À la fois léger et profond, le premier long métrage de Monia Chokri à titre de scénariste et réalisatrice fait écho au désarroi d’une femme trentenaire tentant de trouver sa place dans un monde qui ne semble pas en mesure de lui en offrir une. Il y a d’abord les dialogues, vifs, corrosifs, souvent très drôles, livrés avec panache. Sans insister, parce que ça fait tout simplement partie de la vie, on parle d’avortement, d’immigration, de relations familiales, de l’absence de désir de maternité, de vie sociale et amoureuse. Et puis, il y a la manière. Sur le plan de la mise en scène, La femme de mon frère, qui a ouvert Un certain regard au Festival de Cannes, est truffé de jolis traits et de belles trouvailles.

10. Knives Out, de Rian Johnson (États-Unis)

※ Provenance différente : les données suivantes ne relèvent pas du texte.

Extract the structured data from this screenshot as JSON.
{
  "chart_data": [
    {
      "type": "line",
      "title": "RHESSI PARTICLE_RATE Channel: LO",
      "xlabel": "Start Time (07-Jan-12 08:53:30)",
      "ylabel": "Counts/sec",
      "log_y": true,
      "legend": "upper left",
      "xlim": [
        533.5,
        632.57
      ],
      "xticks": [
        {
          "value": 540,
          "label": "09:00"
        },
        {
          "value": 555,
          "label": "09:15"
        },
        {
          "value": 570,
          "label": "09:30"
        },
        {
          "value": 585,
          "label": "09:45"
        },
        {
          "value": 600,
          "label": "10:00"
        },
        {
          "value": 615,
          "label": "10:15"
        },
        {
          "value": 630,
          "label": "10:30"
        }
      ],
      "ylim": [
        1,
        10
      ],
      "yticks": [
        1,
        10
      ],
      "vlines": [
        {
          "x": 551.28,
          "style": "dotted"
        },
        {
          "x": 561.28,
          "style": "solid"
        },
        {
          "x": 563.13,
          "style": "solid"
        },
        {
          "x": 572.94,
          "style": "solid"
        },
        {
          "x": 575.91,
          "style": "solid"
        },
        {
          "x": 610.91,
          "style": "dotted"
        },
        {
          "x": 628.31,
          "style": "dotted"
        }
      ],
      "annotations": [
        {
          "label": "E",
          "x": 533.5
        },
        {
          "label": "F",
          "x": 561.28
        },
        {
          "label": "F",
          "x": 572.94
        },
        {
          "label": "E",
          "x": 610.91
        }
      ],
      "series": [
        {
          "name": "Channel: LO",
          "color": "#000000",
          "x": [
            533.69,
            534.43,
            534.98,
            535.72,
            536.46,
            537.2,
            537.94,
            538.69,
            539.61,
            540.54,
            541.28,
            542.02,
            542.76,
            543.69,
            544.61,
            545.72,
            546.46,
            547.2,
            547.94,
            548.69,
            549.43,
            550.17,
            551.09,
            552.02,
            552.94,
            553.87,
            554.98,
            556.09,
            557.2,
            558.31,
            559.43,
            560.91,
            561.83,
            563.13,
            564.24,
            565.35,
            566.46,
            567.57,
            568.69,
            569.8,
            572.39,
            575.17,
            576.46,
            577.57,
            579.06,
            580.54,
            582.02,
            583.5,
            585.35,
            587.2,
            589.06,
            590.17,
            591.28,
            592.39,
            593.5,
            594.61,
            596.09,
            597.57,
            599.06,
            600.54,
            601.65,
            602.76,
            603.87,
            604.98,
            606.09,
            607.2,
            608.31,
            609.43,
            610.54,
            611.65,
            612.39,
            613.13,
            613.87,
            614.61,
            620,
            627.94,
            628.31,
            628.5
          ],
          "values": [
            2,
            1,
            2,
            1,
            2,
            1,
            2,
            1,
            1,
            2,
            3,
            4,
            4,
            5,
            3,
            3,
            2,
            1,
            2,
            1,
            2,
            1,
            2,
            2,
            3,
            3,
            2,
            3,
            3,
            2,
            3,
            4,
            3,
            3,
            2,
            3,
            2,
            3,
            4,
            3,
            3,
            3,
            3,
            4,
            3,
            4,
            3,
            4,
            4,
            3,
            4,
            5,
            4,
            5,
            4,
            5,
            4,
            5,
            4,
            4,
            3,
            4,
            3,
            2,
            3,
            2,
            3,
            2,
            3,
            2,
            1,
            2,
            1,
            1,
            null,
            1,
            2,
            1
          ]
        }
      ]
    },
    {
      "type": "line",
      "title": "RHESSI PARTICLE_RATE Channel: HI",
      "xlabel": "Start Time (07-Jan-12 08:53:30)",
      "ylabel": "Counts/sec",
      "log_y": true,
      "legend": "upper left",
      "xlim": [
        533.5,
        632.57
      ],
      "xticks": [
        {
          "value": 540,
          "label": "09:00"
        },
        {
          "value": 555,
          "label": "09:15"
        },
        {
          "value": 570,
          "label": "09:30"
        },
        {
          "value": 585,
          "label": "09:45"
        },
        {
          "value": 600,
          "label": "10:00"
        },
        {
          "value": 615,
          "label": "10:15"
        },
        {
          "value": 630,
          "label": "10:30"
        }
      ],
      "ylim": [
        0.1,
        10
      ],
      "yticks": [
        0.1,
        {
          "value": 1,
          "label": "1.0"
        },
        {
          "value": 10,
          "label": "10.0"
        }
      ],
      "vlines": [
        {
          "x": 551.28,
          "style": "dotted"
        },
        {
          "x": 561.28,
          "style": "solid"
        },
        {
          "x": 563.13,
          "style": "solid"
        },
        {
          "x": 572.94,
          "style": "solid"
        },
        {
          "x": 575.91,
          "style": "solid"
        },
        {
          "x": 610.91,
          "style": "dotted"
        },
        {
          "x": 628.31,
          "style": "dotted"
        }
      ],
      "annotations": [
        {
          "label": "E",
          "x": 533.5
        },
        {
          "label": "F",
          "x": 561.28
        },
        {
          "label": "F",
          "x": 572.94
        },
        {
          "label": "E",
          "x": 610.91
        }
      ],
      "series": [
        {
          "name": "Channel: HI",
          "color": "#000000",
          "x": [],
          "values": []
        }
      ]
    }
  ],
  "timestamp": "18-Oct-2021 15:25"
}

Un divertissement « à l’ancienne » absolument jubilatoire, dont l’esprit évoque l’univers des romans à énigmes d’Agatha Christie, l’humour caustique en plus. Avec une efficacité redoutable, et des dialogues incisifs à travers lesquels passe la véritable nature — parfois perverse — des personnages, Rian Johnson, qui se remet en selle après avoir été cloué au pilori à cause de Star Wars : The Last Jedi, qu’il a réalisé, propose une comédie policière à la fois drôle et captivante, qui apostrophe au passage l’état d’esprit d’une société en train de se replier complètement sur elle-même. La distribution de haut vol fait le reste.